In the 1500s, art was focused on glorifying the stories of the Bible and the saints. Like many artists in the late 1500s and early 1600s, Caravaggio often hired prostitutes to pose for his paintings. But unlike most artists who used the women’s features to paint works that conformed to the religious or moral expectations of the day, and conveyed a kind of ethereal beauty, Caravaggio took that tradition and brought in an element of realism that freaked out the establishment.
The Italians thought, essentially, that he was biting his finger at those traditions—a terrible insult.

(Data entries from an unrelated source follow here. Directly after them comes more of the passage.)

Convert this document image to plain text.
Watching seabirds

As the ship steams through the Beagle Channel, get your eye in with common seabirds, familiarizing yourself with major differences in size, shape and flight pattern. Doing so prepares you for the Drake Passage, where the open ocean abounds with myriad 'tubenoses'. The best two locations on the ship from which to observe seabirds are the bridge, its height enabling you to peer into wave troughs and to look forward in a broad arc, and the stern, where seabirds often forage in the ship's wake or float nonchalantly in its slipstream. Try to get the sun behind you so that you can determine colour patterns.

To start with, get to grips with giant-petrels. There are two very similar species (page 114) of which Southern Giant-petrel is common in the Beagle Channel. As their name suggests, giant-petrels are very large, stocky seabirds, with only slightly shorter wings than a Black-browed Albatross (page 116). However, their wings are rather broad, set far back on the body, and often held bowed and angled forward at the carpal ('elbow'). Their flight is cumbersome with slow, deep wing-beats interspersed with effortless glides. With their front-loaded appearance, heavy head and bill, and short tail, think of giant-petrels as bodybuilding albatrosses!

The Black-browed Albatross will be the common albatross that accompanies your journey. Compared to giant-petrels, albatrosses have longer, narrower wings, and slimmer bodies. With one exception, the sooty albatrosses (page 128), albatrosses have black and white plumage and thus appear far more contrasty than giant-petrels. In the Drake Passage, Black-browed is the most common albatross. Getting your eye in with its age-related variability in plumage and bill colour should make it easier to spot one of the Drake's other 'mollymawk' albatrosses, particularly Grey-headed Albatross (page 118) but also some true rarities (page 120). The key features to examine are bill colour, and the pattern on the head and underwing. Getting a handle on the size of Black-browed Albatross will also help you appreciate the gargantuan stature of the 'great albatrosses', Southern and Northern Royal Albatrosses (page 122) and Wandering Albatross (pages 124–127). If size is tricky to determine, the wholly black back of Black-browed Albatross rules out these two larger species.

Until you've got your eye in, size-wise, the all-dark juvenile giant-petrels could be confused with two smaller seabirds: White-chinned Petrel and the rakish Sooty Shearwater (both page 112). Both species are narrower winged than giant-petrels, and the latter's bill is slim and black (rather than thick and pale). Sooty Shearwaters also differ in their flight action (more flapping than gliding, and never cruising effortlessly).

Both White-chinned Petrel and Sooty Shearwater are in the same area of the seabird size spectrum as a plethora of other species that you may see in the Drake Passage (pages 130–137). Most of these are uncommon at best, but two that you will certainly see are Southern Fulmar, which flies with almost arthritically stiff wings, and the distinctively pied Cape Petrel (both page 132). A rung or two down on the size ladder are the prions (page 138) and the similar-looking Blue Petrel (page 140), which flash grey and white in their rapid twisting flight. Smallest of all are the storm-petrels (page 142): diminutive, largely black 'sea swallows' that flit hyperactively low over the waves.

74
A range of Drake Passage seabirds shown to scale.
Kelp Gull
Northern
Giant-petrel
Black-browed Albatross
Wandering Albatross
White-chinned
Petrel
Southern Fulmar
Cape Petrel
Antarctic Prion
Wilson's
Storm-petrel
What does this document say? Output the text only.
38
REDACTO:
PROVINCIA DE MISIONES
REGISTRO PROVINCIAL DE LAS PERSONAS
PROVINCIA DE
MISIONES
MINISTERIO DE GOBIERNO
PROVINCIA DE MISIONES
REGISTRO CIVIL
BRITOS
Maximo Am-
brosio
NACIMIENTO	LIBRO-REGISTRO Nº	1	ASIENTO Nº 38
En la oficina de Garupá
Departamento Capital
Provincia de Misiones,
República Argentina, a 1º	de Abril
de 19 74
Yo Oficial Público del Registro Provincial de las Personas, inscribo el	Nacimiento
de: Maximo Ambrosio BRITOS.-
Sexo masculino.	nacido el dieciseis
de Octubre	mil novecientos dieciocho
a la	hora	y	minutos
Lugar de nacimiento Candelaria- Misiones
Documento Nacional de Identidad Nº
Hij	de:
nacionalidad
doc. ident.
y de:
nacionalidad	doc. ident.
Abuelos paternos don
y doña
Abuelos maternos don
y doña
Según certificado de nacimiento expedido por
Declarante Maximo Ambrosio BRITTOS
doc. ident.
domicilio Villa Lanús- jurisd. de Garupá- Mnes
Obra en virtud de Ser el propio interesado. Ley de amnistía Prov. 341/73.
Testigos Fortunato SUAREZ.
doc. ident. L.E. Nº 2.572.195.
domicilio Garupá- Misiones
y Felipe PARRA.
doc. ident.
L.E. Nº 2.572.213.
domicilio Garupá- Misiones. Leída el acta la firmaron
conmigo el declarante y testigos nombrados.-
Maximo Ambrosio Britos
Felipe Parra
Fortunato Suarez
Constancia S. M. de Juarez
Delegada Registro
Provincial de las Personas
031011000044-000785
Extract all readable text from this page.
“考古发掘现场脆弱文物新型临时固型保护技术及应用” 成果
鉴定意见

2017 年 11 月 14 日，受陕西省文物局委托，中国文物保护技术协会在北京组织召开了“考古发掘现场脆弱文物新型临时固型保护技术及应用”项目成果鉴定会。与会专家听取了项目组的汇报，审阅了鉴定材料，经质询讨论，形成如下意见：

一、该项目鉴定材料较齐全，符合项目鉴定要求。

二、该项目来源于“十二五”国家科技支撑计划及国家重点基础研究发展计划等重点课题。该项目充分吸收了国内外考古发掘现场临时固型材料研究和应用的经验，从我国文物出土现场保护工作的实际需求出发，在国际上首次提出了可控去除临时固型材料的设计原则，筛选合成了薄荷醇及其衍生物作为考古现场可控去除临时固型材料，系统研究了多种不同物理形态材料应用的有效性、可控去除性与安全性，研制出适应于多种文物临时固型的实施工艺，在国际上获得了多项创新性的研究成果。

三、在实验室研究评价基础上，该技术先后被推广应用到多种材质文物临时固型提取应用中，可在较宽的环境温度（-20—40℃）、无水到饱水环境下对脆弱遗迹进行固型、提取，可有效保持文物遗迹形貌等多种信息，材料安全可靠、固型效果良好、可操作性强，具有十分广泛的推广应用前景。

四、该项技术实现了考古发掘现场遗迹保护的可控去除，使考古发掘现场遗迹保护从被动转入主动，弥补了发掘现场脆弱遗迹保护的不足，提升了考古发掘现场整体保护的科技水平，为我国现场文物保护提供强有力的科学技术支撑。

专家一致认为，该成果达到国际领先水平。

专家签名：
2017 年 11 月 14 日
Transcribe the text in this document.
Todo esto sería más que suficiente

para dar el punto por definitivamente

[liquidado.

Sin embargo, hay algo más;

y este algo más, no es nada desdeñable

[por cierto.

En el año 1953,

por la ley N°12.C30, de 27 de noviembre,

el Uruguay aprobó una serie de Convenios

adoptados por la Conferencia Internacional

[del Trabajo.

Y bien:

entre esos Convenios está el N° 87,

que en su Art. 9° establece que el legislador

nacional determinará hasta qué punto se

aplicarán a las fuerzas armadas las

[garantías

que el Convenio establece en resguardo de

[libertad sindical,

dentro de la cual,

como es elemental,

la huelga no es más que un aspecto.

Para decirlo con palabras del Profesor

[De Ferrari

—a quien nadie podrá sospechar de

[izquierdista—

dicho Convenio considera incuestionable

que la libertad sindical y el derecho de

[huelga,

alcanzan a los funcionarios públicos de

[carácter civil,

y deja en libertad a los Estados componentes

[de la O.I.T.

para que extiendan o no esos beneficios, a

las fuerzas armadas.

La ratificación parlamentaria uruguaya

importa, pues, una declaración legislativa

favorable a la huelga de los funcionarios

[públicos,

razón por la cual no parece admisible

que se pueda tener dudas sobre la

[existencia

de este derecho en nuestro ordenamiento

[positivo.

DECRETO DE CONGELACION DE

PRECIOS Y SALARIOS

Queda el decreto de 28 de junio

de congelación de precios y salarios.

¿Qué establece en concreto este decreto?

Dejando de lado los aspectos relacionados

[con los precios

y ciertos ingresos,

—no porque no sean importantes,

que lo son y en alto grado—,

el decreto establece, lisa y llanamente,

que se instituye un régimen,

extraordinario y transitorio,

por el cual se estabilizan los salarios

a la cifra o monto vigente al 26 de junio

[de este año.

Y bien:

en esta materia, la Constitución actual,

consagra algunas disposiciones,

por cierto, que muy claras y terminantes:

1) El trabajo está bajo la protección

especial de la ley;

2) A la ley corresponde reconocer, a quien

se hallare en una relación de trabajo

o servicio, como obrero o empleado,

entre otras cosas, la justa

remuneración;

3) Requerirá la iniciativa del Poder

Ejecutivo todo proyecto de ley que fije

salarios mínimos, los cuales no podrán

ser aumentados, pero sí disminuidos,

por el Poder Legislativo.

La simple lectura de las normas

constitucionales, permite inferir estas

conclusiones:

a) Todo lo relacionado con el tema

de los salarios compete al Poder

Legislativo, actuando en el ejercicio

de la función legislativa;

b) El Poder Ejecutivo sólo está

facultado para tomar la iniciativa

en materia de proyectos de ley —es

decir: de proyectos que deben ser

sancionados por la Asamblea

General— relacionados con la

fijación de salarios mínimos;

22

His paintings do depict the expected stories and Biblical scenes, but he painted the Virgin Mary with the face of a known prostitute, or with a little too much cleavage for comfort. He dared to portray the Virgin as a realistic, normal woman, and even show her bare feet! Horrors. As writer Tiffany Parks (ThePinesofRome.blogspot.com) told me, “He had to know what the reaction was going to be, but it was like he couldn’t help himself. He couldn’t sell out.” Caravaggio wanted to show the truth and his truth often involved Roman prostitutes.
Who were Caravaggio’s prostitutes?
Fillide Melandroni became a well-known courtesan, sought after by the elite. Anna Bianchini dreamed of such success but her life came to a tragic end. There were others, too, like Maddalena Antognetti, known as Lena, who likely worked as a prostitute in Piazza Navona and may have been Caravaggio’s lover at the time of his exile, but I’ll save her for a later post.
In Rome, street walkers often got rounded up,
whipped or tortured as the authorities tried to convince
them to change their wicked ways.
Fillide and Anna were both born in Siena, and they met as young girls when they were moving to Rome under similar circumstances. Both of their fathers had died, leaving the families in dire financial straights. According to Andrew Graham-Dixon’s stellar biography, Caravaggio: A Life Sacred and Profane, Fillide traveled with her mother and brother to Rome where her aunt worked as a waitress in a tavern. Sharing the carriage to Rome with the Melandronis were members of the Bianchini family—mother Sibilla, and her three children, including daughter Anna, who was the same age as Fillide.
You might imagine the girls sizing each other up during the cramped ride to Rome, but quickly realizing how much they had in common as their mothers talked about their shared misfortune and what awaited them in the city. The two families found lodging together, and before long the mothers “put their daughters to work as prostitutes,” writes Graham-Dixon. Anna and Fillide were about 13 years old.